The problem is that what he writes is very plausible and explains a lot about why Azure is so unreliable and insecure. The author didn't mention the shameful way Microsoft leaked a Golden SAML key to Chinese hackers. This event absolutely was a threat to national security.

If your reaction is emblematic of the way people reacted to his points internally that does give more credibility to his side of the story IMHO

Yes it's easy to critique any large system or organisation, to then go over everyone's head and cry to the CEO and Board is snake like behaviour especially offering you self as the answer to fix it. OP will be marked as a troublemaker and bad team member.

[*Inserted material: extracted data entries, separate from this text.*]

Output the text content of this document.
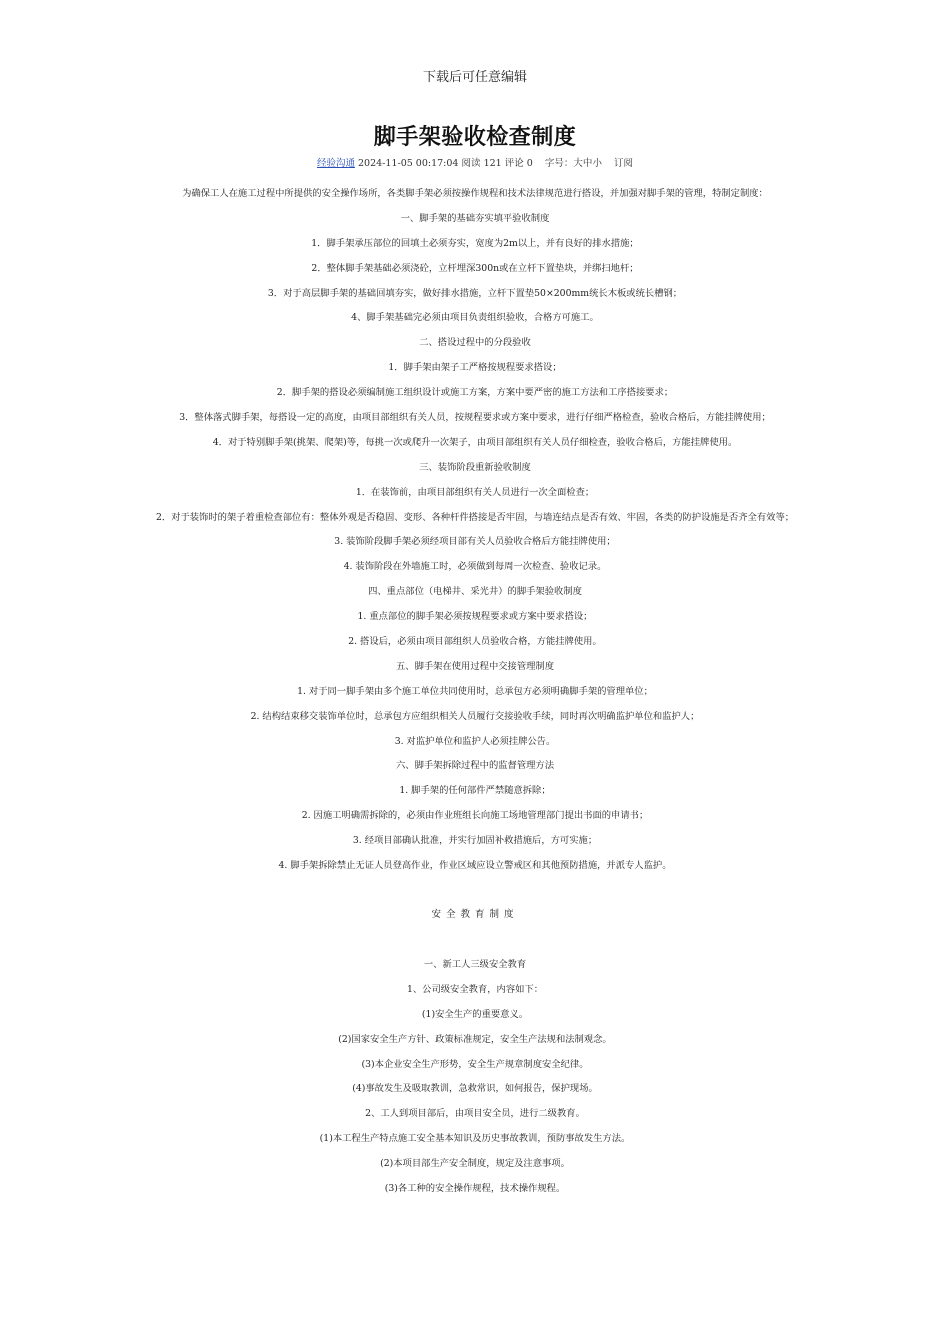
下载后可任意编辑
脚手架验收检查制度
经验沟通 2024-11-05 00:17:04 阅读 121 评论 0 字号：大中小 订阅
为确保工人在施工过程中所提供的安全操作场所，各类脚手架必须按操作规程和技术法律规范进行搭设，并加强对脚手架的管理，特制定制度：
一、脚手架的基础夯实填平验收制度
1．脚手架承压部位的回填土必须夯实，宽度为2m以上，并有良好的排水措施；
2．整体脚手架基础必须浇砼，立杆埋深300n或在立杆下置垫块，并绑扫地杆；
3．对于高层脚手架的基础回填夯实，做好排水措施，立杆下置垫50×200mm统长木板或统长槽钢；
4、脚手架基础完必须由项目负责组织验收，合格方可施工。
二、搭设过程中的分段验收
1．脚手架由架子工严格按规程要求搭设；
2．脚手架的搭设必须编制施工组织设计或施工方案，方案中要严密的施工方法和工序搭接要求；
3．整体落式脚手架，每搭设一定的高度，由项目部组织有关人员，按规程要求或方案中要求，进行仔细严格检查，验收合格后，方能挂牌使用；
4．对于特别脚手架(挑架、爬架)等，每挑一次或爬升一次架子，由项目部组织有关人员仔细检查，验收合格后，方能挂牌使用。
三、装饰阶段重新验收制度
1．在装饰前，由项目部组织有关人员进行一次全面检查；
2．对于装饰时的架子着重检查部位有：整体外观是否稳固、变形、各种杆件搭接是否牢固，与墙连结点是否有效、牢固，各类的防护设施是否齐全有效等；
3. 装饰阶段脚手架必须经项目部有关人员验收合格后方能挂牌使用；
4. 装饰阶段在外墙施工时，必须做到每周一次检查、验收记录。
四、重点部位（电梯井、采光井）的脚手架验收制度
1. 重点部位的脚手架必须按规程要求或方案中要求搭设；
2. 搭设后，必须由项目部组织人员验收合格，方能挂牌使用。
五、脚手架在使用过程中交接管理制度
1. 对于同一脚手架由多个施工单位共同使用时，总承包方必须明确脚手架的管理单位；
2. 结构结束移交装饰单位时，总承包方应组织相关人员履行交接验收手续，同时再次明确监护单位和监护人；
3. 对监护单位和监护人必须挂牌公告。
六、脚手架拆除过程中的监督管理方法
1. 脚手架的任何部件严禁随意拆除；
2. 因施工明确需拆除的，必须由作业班组长向施工场地管理部门提出书面的申请书；
3. 经项目部确认批准，并实行加固补救措施后，方可实施；
4. 脚手架拆除禁止无证人员登高作业，作业区域应设立警戒区和其他预防措施，并派专人监护。
安全教育制度
一、新工人三级安全教育
1、公司级安全教育，内容如下：
(1)安全生产的重要意义。
(2)国家安全生产方针、政策标准规定，安全生产法规和法制观念。
(3)本企业安全生产形势，安全生产规章制度安全纪律。
(4)事故发生及吸取教训，急救常识，如何报告，保护现场。
2、工人到项目部后，由项目安全员，进行二级教育。
(1)本工程生产特点施工安全基本知识及历史事故教训，预防事故发生方法。
(2)本项目部生产安全制度，规定及注意事项。
(3)各工种的安全操作规程，技术操作规程。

  • Maybe. That would be a dent in the shiny culture of trust Microsoft is proud to run on, though.

Do you contest the fact that Microsoft royally fumbled OpenAI out of sheer incapability of providing what's supposed to be its core business despite having all deals in its favor? Because that's the most damning validation against Azure in recent times.

The grudge is simple and doesn't detract one thing from a very well articulated blog: you do you job as an engineer of pointing out problems, even proposing solutions, and they fire you for doing exactly the job. It's infuriating enough just from reading it, idk how you can't see any legitimacy on what the guy is complaining. You have your right of free speech to complain about shitty jobs if you want, there's no honor bound to maintain silence here.

He might sound like he has a grudge but you sound like you’re personally invested. Shill?